谢家早就预备好丧仪,西边回来的之后衣冠,重新装在新棺中,立在大堂任凭来人吊唁。
谢升平并未出面,只说伤心过度,落榻休息,等着苏醒已经月中天,多金伺候她穿好素衣,“谢阁老,谢老太太伤心欲绝都晕了过去,谢太太也哭的翻了心疾,大公子去候着了。”
谢升平嗯了一声,“别跟着我。”
多金嗯了一声,谢家李宝书熟的厉害,因着她落脚,谢家更是护卫森严。
谢升平走到了大堂,里面守夜的是江浙,烛火透亮,火盆中不该断的纸钱早就熄灭,只留下黑漆漆的一团。
谢升平上前,“你在不开心?因为不能在江家发丧?”
江浙一贯都是容忍脾气,谢清河今日是志在必得,江浙只能让。
江浙笑笑出声,目光有些苍凉,“为什么要在江家发丧,哪里什么都没有。
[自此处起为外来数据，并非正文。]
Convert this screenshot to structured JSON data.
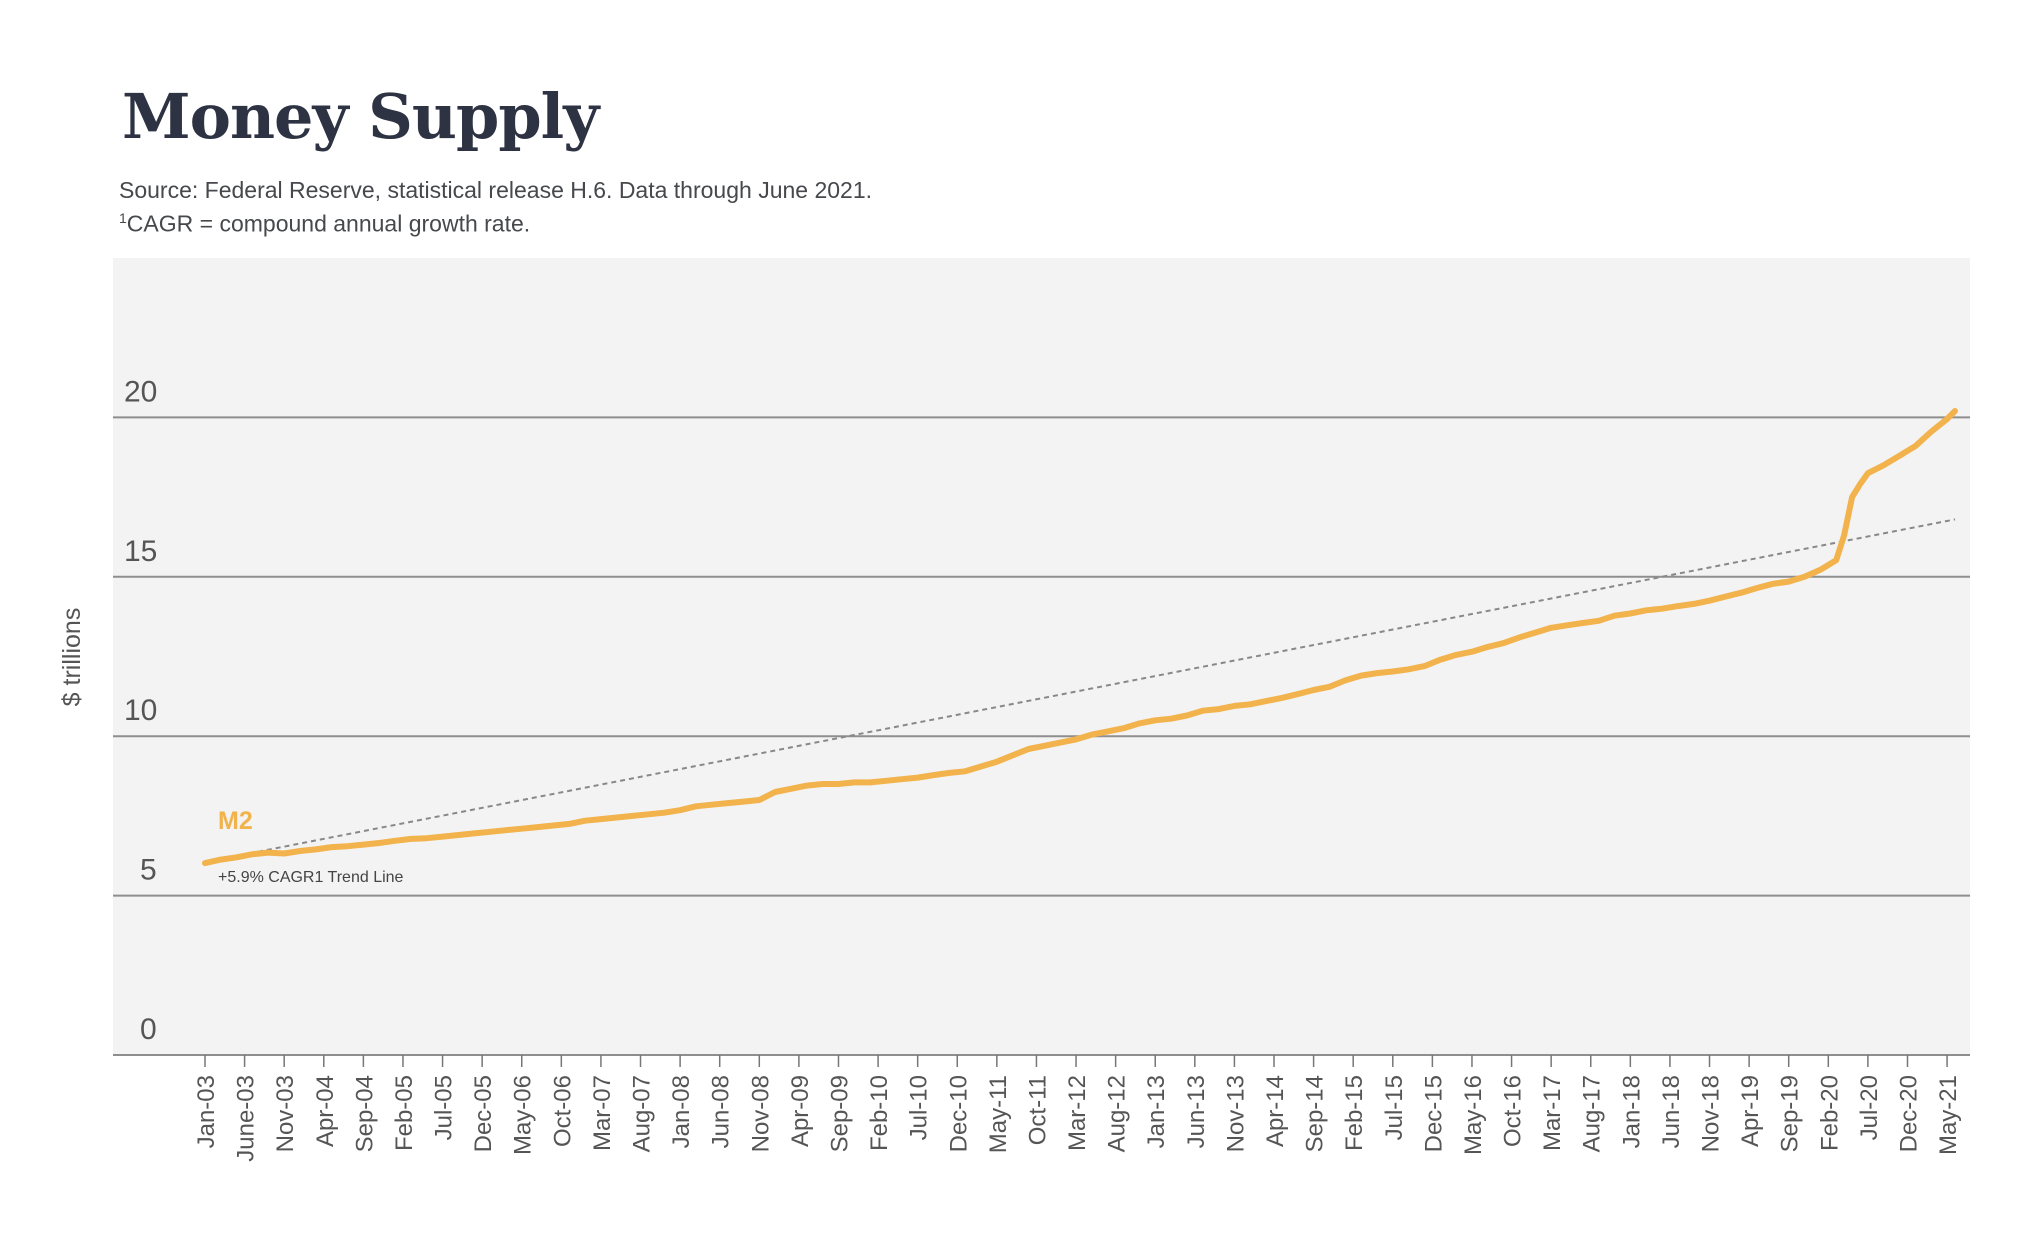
{
  "header": {
    "title": "Money Supply",
    "source_note": "Source: Federal Reserve, statistical release H.6. Data through June 2021.",
    "footnote_mark": "1",
    "footnote_text": "CAGR = compound annual growth rate."
  },
  "colors": {
    "m2_line": "#f2b24c",
    "trend_line": "#888888",
    "plot_bg": "#f3f3f4",
    "gridline": "#8e8e8e",
    "text": "#46484c"
  },
  "chart_data": {
    "type": "line",
    "ylabel": "$ trillions",
    "ylim": [
      0,
      25
    ],
    "yticks": [
      0,
      5,
      10,
      15,
      20
    ],
    "grid": true,
    "x_tick_labels": [
      "Jan-03",
      "June-03",
      "Nov-03",
      "Apr-04",
      "Sep-04",
      "Feb-05",
      "Jul-05",
      "Dec-05",
      "May-06",
      "Oct-06",
      "Mar-07",
      "Aug-07",
      "Jan-08",
      "Jun-08",
      "Nov-08",
      "Apr-09",
      "Sep-09",
      "Feb-10",
      "Jul-10",
      "Dec-10",
      "May-11",
      "Oct-11",
      "Mar-12",
      "Aug-12",
      "Jan-13",
      "Jun-13",
      "Nov-13",
      "Apr-14",
      "Sep-14",
      "Feb-15",
      "Jul-15",
      "Dec-15",
      "May-16",
      "Oct-16",
      "Mar-17",
      "Aug-17",
      "Jan-18",
      "Jun-18",
      "Nov-18",
      "Apr-19",
      "Sep-19",
      "Feb-20",
      "Jul-20",
      "Dec-20",
      "May-21"
    ],
    "series": [
      {
        "name": "M2",
        "x": [
          "Jan-03",
          "Mar-03",
          "May-03",
          "Jul-03",
          "Sep-03",
          "Nov-03",
          "Jan-04",
          "Mar-04",
          "May-04",
          "Jul-04",
          "Sep-04",
          "Nov-04",
          "Jan-05",
          "Mar-05",
          "May-05",
          "Jul-05",
          "Sep-05",
          "Nov-05",
          "Jan-06",
          "Mar-06",
          "May-06",
          "Jul-06",
          "Sep-06",
          "Nov-06",
          "Jan-07",
          "Mar-07",
          "May-07",
          "Jul-07",
          "Sep-07",
          "Nov-07",
          "Jan-08",
          "Mar-08",
          "May-08",
          "Jul-08",
          "Sep-08",
          "Nov-08",
          "Jan-09",
          "Mar-09",
          "May-09",
          "Jul-09",
          "Sep-09",
          "Nov-09",
          "Jan-10",
          "Mar-10",
          "May-10",
          "Jul-10",
          "Sep-10",
          "Nov-10",
          "Jan-11",
          "Mar-11",
          "May-11",
          "Jul-11",
          "Sep-11",
          "Nov-11",
          "Jan-12",
          "Mar-12",
          "May-12",
          "Jul-12",
          "Sep-12",
          "Nov-12",
          "Jan-13",
          "Mar-13",
          "May-13",
          "Jul-13",
          "Sep-13",
          "Nov-13",
          "Jan-14",
          "Mar-14",
          "May-14",
          "Jul-14",
          "Sep-14",
          "Nov-14",
          "Jan-15",
          "Mar-15",
          "May-15",
          "Jul-15",
          "Sep-15",
          "Nov-15",
          "Jan-16",
          "Mar-16",
          "May-16",
          "Jul-16",
          "Sep-16",
          "Nov-16",
          "Jan-17",
          "Mar-17",
          "May-17",
          "Jul-17",
          "Sep-17",
          "Nov-17",
          "Jan-18",
          "Mar-18",
          "May-18",
          "Jul-18",
          "Sep-18",
          "Nov-18",
          "Jan-19",
          "Mar-19",
          "May-19",
          "Jul-19",
          "Sep-19",
          "Nov-19",
          "Jan-20",
          "Mar-20",
          "Apr-20",
          "May-20",
          "Jun-20",
          "Jul-20",
          "Sep-20",
          "Nov-20",
          "Jan-21",
          "Mar-21",
          "May-21",
          "Jun-21"
        ],
        "values": [
          6.02,
          6.13,
          6.2,
          6.3,
          6.35,
          6.32,
          6.4,
          6.45,
          6.52,
          6.55,
          6.6,
          6.65,
          6.72,
          6.78,
          6.8,
          6.85,
          6.9,
          6.95,
          7.0,
          7.05,
          7.1,
          7.15,
          7.2,
          7.25,
          7.35,
          7.4,
          7.45,
          7.5,
          7.55,
          7.6,
          7.68,
          7.8,
          7.85,
          7.9,
          7.95,
          8.0,
          8.25,
          8.35,
          8.45,
          8.5,
          8.5,
          8.55,
          8.55,
          8.6,
          8.65,
          8.7,
          8.78,
          8.85,
          8.9,
          9.05,
          9.2,
          9.4,
          9.6,
          9.7,
          9.8,
          9.9,
          10.05,
          10.15,
          10.25,
          10.4,
          10.5,
          10.55,
          10.65,
          10.8,
          10.85,
          10.95,
          11.0,
          11.1,
          11.2,
          11.32,
          11.45,
          11.55,
          11.75,
          11.9,
          11.98,
          12.03,
          12.1,
          12.2,
          12.4,
          12.55,
          12.65,
          12.8,
          12.92,
          13.1,
          13.25,
          13.4,
          13.48,
          13.55,
          13.62,
          13.78,
          13.85,
          13.95,
          14.0,
          14.08,
          14.15,
          14.25,
          14.38,
          14.5,
          14.65,
          14.78,
          14.85,
          15.0,
          15.22,
          15.52,
          16.3,
          17.5,
          17.9,
          18.25,
          18.5,
          18.8,
          19.1,
          19.55,
          19.95,
          20.2
        ]
      },
      {
        "name": "+5.9% CAGR1 Trend Line",
        "style": "dashed",
        "x": [
          "Jan-03",
          "Jun-21"
        ],
        "values": [
          6.05,
          16.8
        ],
        "growth": "+5.9%"
      }
    ],
    "annotations": [
      {
        "text": "M2",
        "target": "M2"
      },
      {
        "text": "+5.9% CAGR1 Trend Line",
        "target": "trend"
      }
    ]
  }
}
”
谢升平不解,江浙眸子都是她,“我从来不信你死了,所以江家什么都没预备,我要活的谢升平。”
谢升平怔住,江浙望着谢升平的牌位,“从得知你死讯开始,我一开始以为你是诈尸,是有什么安排,再到后面一封封信函落到京城,我还是不信,你看,我果然没错,你回来了。”